Anti-Gay Slur Is Not Defamatory, Maryland Supreme Court Rules

A former Maryland meat-company worker was not defamed by his supervisor’s anti-gay comment, the state’s highest court ruled.

Charles Royall sued his former employer, C&C Meat Sales, as well as his former supervisors, Allen Dicks and Keith Jewell.

Royall alleged that his bosses stated that he was gay throughout his four years of employment.

“These statements are so egregious that they will always be considered defamatory and are assumed to harm my reputation,” he alleged.

Royall said these statements continued years after his employment ended in 2018. He said that in 2021, Dicks told an employee, “Mr.
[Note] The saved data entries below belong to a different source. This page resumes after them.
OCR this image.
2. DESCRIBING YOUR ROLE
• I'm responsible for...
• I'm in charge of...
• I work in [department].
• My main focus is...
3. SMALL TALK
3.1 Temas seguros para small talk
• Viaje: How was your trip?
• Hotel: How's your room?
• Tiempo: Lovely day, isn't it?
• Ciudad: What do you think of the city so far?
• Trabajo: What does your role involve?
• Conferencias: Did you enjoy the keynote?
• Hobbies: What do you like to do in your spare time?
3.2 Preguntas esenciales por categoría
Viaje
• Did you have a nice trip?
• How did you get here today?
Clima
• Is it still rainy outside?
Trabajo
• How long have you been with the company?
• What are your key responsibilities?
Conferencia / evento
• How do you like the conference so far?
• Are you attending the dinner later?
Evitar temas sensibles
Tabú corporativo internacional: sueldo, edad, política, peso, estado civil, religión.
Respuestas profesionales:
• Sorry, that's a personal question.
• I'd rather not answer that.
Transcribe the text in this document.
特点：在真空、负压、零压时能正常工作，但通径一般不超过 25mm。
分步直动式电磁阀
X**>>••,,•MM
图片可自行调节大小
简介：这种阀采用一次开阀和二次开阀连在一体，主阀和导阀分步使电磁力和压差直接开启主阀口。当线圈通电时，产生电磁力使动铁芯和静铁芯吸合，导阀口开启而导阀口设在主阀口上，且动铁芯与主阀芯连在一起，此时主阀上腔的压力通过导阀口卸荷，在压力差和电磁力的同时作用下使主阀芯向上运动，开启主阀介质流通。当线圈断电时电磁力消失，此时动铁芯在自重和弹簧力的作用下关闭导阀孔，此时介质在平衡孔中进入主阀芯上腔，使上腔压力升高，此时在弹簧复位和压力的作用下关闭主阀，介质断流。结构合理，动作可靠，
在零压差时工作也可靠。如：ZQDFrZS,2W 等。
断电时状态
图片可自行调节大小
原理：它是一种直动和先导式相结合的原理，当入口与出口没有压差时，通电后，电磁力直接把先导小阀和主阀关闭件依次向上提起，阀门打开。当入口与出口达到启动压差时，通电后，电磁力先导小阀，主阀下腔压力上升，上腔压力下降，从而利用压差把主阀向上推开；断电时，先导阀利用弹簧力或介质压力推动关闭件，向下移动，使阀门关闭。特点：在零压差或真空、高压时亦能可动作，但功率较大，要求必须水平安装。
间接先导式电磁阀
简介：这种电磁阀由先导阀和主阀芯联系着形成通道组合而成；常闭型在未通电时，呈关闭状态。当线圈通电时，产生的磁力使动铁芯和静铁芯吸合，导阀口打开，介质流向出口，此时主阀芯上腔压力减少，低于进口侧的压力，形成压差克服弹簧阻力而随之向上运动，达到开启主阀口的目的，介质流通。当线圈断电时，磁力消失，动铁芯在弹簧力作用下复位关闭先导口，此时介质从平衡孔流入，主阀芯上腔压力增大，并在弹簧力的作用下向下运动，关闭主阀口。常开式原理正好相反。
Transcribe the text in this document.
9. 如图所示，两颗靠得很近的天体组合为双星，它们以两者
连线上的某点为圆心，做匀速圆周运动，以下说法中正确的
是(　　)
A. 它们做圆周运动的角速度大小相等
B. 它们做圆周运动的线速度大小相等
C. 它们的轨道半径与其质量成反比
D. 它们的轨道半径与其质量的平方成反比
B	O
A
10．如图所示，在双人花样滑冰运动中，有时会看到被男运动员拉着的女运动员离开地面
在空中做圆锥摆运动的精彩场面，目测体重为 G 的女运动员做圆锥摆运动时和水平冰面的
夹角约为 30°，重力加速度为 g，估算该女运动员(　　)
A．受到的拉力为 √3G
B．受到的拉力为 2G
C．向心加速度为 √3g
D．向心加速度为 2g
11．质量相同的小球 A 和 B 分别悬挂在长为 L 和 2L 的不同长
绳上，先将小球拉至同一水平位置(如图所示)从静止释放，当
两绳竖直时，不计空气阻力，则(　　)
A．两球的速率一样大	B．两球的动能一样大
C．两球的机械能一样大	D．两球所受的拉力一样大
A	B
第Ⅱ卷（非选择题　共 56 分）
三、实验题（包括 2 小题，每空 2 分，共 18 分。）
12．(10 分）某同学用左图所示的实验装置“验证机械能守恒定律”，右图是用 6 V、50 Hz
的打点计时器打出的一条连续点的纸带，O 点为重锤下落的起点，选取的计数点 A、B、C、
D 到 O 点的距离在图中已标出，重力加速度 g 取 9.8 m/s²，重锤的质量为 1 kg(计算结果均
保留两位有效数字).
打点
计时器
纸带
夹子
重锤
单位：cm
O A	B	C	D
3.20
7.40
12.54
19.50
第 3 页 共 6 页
Royall is no longer at C&C … at least we don’t have to smell that fag.”

Jewell allegedly responded with a “right on!” hand gesture.

The circuit court dismissed Royall’s case, stating that the defendant’s actions were not defamatory.

Royall appealed to the Maryland Supreme Court, which ruled that “a false statement about a private person’s sexual orientation is not defamatory per se.”

In this opinion, Chief Justice E. Gregory Wells cited the “legislative and judicial protections” for homosexuals “against disparate treatment in a broad range of core community defining experiences, from marriage, to employment, to accommodations, among others.”

“No matter how many more steps still lie ahead along our judicial journey toward ensuring that litigants in Maryland are treated with equal dignity under the law, adopting a common law presumption that false statements about sexual orientation are defamatory would be a misguided step backward,” he added.

The court also ruled that Jewell’s “fist pump” in support of Dicks’ statement did not qualify as defamation.

“It is simply pleading a ‘bridge too far’ to speculatively stretch the meaning of that single silent and equivocal gesture by Jewell – which Royall does not allege he witnessed – into an affirmative adoption of Dicks’ false statement about Royall’s sexual orientation,” Wells stated.